Ludivine Cornaglia par Lhumen

photographie Lhumen

À propos du graphisme…

Graphiste exerçant aux quatre coins de Suisse romande (dont plus de cinq années pour monokini graphistes libres), Ludivine a commencé dans la profession à l’âge de 10 ans le jour où elle reçu un ordinateur — un Macintosh II. Elle créa un journal destiné aux membres de sa famille (avec un service d’abonnement !) et dessiner des images et faire des mises en page a occupé ses dimanches pluvieux.
Plus tard, Ludivine a fait ses armes dans le métier en autodidacte. Elle a travaillé durant trois années dans une petite imprimerie de quartier tout en exerçant en freelance. Par la suite, afin de confirmer ses compétences, elle a effectué un CFC de graphiste en entreprise et, s’épanouissant sur le terrain, eu rapidement l’opportunité de gérer des mandats en toute autonomie. Elle a travaillé pour l’EPFL, pour l’Etat de Vaud, l’Etat de Genève, pour des maisons d’éditions…

Après avoir goûté à l’expérience d’associée-gérante au sein d’un atelier de graphisme, Ludivine travaille en freelance et collabore avec des bureaux et agences de la région lémanique.

À propos du dessin…

Vivant et ayant un atelier à Genève, Ludivine s’exprime essentiellement par des dessins réalisés sans étude ou recherche graphique préliminaires. Tout en finesse — point après point et ligne après ligne — ils deviennent une capture d’un espace temps dans la matière. Oscillants entre abstraction et figuratif, Ludivine interprète ses dessins automatiques comme une recherche du beau, du fugace, d’un voyage hors des temps, de l’endroit où se rejoignent le premier et le dernier souffles.

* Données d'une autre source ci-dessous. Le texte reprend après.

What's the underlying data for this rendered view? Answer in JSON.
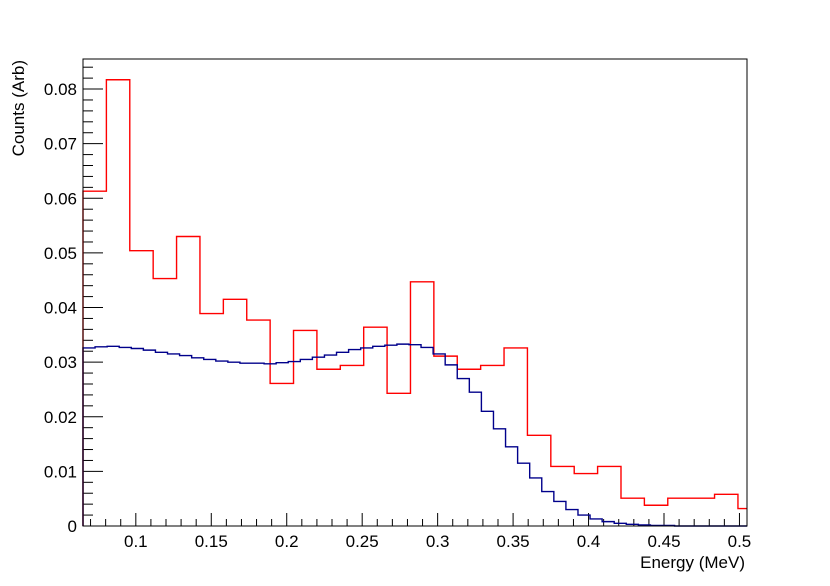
{
  "chart_data": {
    "type": "line",
    "title": "",
    "xlabel": "Energy (MeV)",
    "ylabel": "Counts (Arb)",
    "xlim": [
      0.065,
      0.505
    ],
    "ylim": [
      0,
      0.0855
    ],
    "x_ticks": [
      0.1,
      0.15,
      0.2,
      0.25,
      0.3,
      0.35,
      0.4,
      0.45,
      0.5
    ],
    "x_tick_labels": [
      "0.1",
      "0.15",
      "0.2",
      "0.25",
      "0.3",
      "0.35",
      "0.4",
      "0.45",
      "0.5"
    ],
    "y_ticks": [
      0,
      0.01,
      0.02,
      0.03,
      0.04,
      0.05,
      0.06,
      0.07,
      0.08
    ],
    "y_tick_labels": [
      "0",
      "0.01",
      "0.02",
      "0.03",
      "0.04",
      "0.05",
      "0.06",
      "0.07",
      "0.08"
    ],
    "grid": false,
    "legend": "none",
    "series": [
      {
        "style": "step-histogram",
        "color": "#ff0000",
        "bin_edges": [
          0.065,
          0.0805,
          0.096,
          0.1115,
          0.127,
          0.1425,
          0.158,
          0.1735,
          0.189,
          0.2045,
          0.22,
          0.2355,
          0.251,
          0.2665,
          0.282,
          0.2975,
          0.313,
          0.3285,
          0.344,
          0.3595,
          0.375,
          0.3905,
          0.406,
          0.4215,
          0.437,
          0.4525,
          0.468,
          0.4835,
          0.499,
          0.505
        ],
        "values": [
          0.0613,
          0.0817,
          0.0504,
          0.0453,
          0.053,
          0.0389,
          0.0415,
          0.0377,
          0.0261,
          0.0358,
          0.0287,
          0.0294,
          0.0364,
          0.0243,
          0.0447,
          0.0311,
          0.0287,
          0.0294,
          0.0326,
          0.0166,
          0.0109,
          0.0096,
          0.0109,
          0.0051,
          0.0038,
          0.0051,
          0.0051,
          0.0058,
          0.0032
        ]
      },
      {
        "style": "step-histogram",
        "color": "#00008b",
        "bin_edges": [
          0.065,
          0.073,
          0.081,
          0.089,
          0.097,
          0.105,
          0.113,
          0.121,
          0.129,
          0.137,
          0.145,
          0.153,
          0.161,
          0.169,
          0.177,
          0.185,
          0.193,
          0.201,
          0.209,
          0.217,
          0.225,
          0.233,
          0.241,
          0.249,
          0.257,
          0.265,
          0.273,
          0.281,
          0.289,
          0.297,
          0.305,
          0.313,
          0.321,
          0.329,
          0.337,
          0.345,
          0.353,
          0.361,
          0.369,
          0.377,
          0.385,
          0.393,
          0.401,
          0.409,
          0.417,
          0.425,
          0.433,
          0.441,
          0.449,
          0.457,
          0.465,
          0.473,
          0.481,
          0.489,
          0.497,
          0.505
        ],
        "values": [
          0.0326,
          0.0328,
          0.0329,
          0.0327,
          0.0325,
          0.0322,
          0.0318,
          0.0315,
          0.0312,
          0.0308,
          0.0305,
          0.0302,
          0.03,
          0.0298,
          0.0298,
          0.0297,
          0.0299,
          0.0301,
          0.0305,
          0.0309,
          0.0313,
          0.0318,
          0.0323,
          0.0326,
          0.0329,
          0.0331,
          0.0333,
          0.0332,
          0.0327,
          0.0315,
          0.0295,
          0.027,
          0.0245,
          0.021,
          0.0178,
          0.0145,
          0.0115,
          0.0088,
          0.0063,
          0.0045,
          0.003,
          0.002,
          0.0013,
          0.0008,
          0.0005,
          0.0003,
          0.0002,
          0.0001,
          0.0001,
          0.0,
          0.0,
          0.0,
          0.0,
          0.0,
          0.0
        ]
      }
    ]
  }
}
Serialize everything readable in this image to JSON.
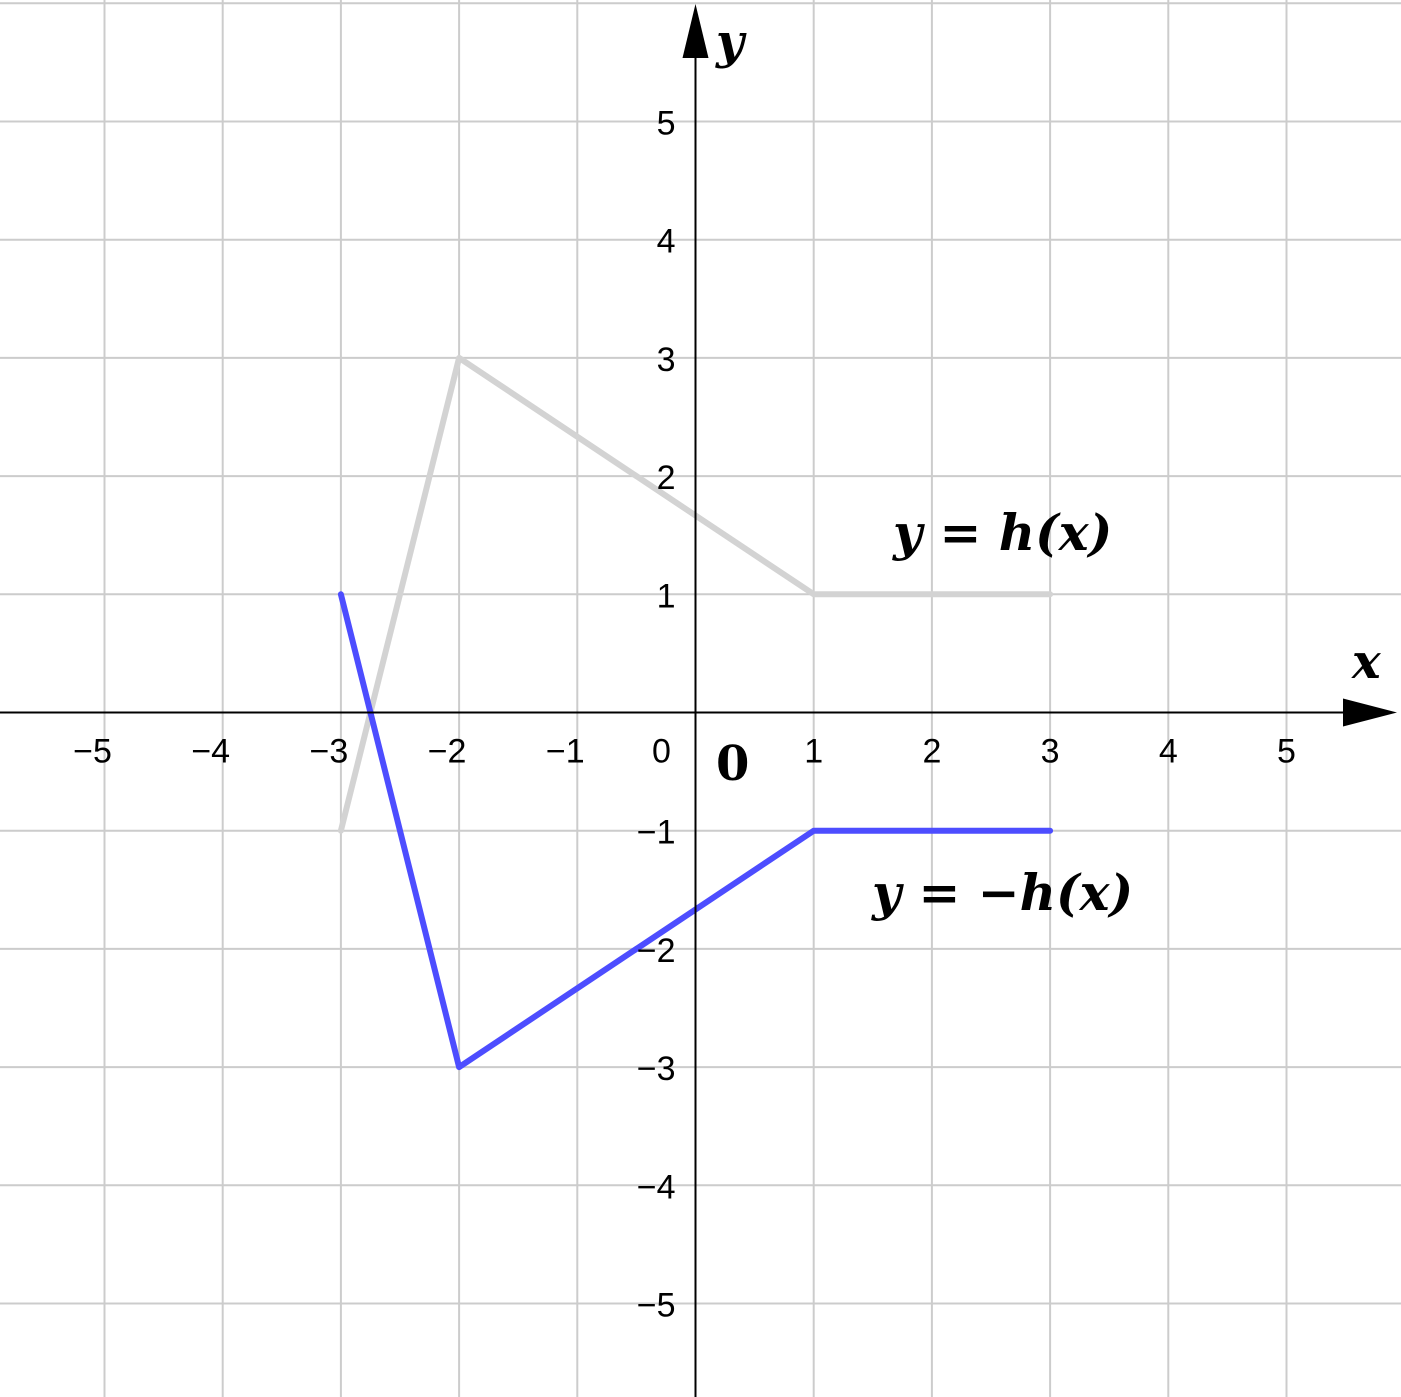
{
  "chart_data": {
    "type": "line",
    "xlabel": "x",
    "ylabel": "y",
    "origin_label": "0",
    "xlim": [
      -5.9,
      5.9
    ],
    "ylim": [
      -5.8,
      6.0
    ],
    "grid": true,
    "x_ticks": [
      {
        "value": -5,
        "label": "−5"
      },
      {
        "value": -4,
        "label": "−4"
      },
      {
        "value": -3,
        "label": "−3"
      },
      {
        "value": -2,
        "label": "−2"
      },
      {
        "value": -1,
        "label": "−1"
      },
      {
        "value": 0,
        "label": "0"
      },
      {
        "value": 1,
        "label": "1"
      },
      {
        "value": 2,
        "label": "2"
      },
      {
        "value": 3,
        "label": "3"
      },
      {
        "value": 4,
        "label": "4"
      },
      {
        "value": 5,
        "label": "5"
      }
    ],
    "y_ticks": [
      {
        "value": 5,
        "label": "5"
      },
      {
        "value": 4,
        "label": "4"
      },
      {
        "value": 3,
        "label": "3"
      },
      {
        "value": 2,
        "label": "2"
      },
      {
        "value": 1,
        "label": "1"
      },
      {
        "value": -1,
        "label": "−1"
      },
      {
        "value": -2,
        "label": "−2"
      },
      {
        "value": -3,
        "label": "−3"
      },
      {
        "value": -4,
        "label": "−4"
      },
      {
        "value": -5,
        "label": "−5"
      }
    ],
    "series": [
      {
        "name": "y = h(x)",
        "color": "#d3d3d3",
        "points": [
          [
            -3,
            -1
          ],
          [
            -2,
            3
          ],
          [
            1,
            1
          ],
          [
            3,
            1
          ]
        ]
      },
      {
        "name": "y = −h(x)",
        "color": "#4d4dff",
        "points": [
          [
            -3,
            1
          ],
          [
            -2,
            -3
          ],
          [
            1,
            -1
          ],
          [
            3,
            -1
          ]
        ]
      }
    ]
  }
}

Ludivine explore également des techniques telle que la pointe-sèche et porte de l’intérêt pour les procédés d’impression artisanale comme, par exemple, la risographie. En rapport au monde hyper-connecté, hyper-contrôlé, hyper-numérique — tel qu’elle le perçoit et auquel elle reconnaît les bons côtés — Ludivine considère la finesse, de par le temps qu’elle demande, et la pratique de toute forme d’artisanat comme libératrices et résolument poétiques mais aussi comme une application des principes du slow design.
La Nature, son monde onirique et son intérêt pour le travail d’artistes féminines telles que Kiki Smith et Hilma af Klint font partie des influences qu’elle recherche consciemment.
Elle dessine avec le bonheur que procure la sensation de sa petitesse, d’être l’infime part d’un univers qui n’a pas de limite. Pour elle, tout ce qu’elle crée ou dessine est une déclaration d’amour à l’existence.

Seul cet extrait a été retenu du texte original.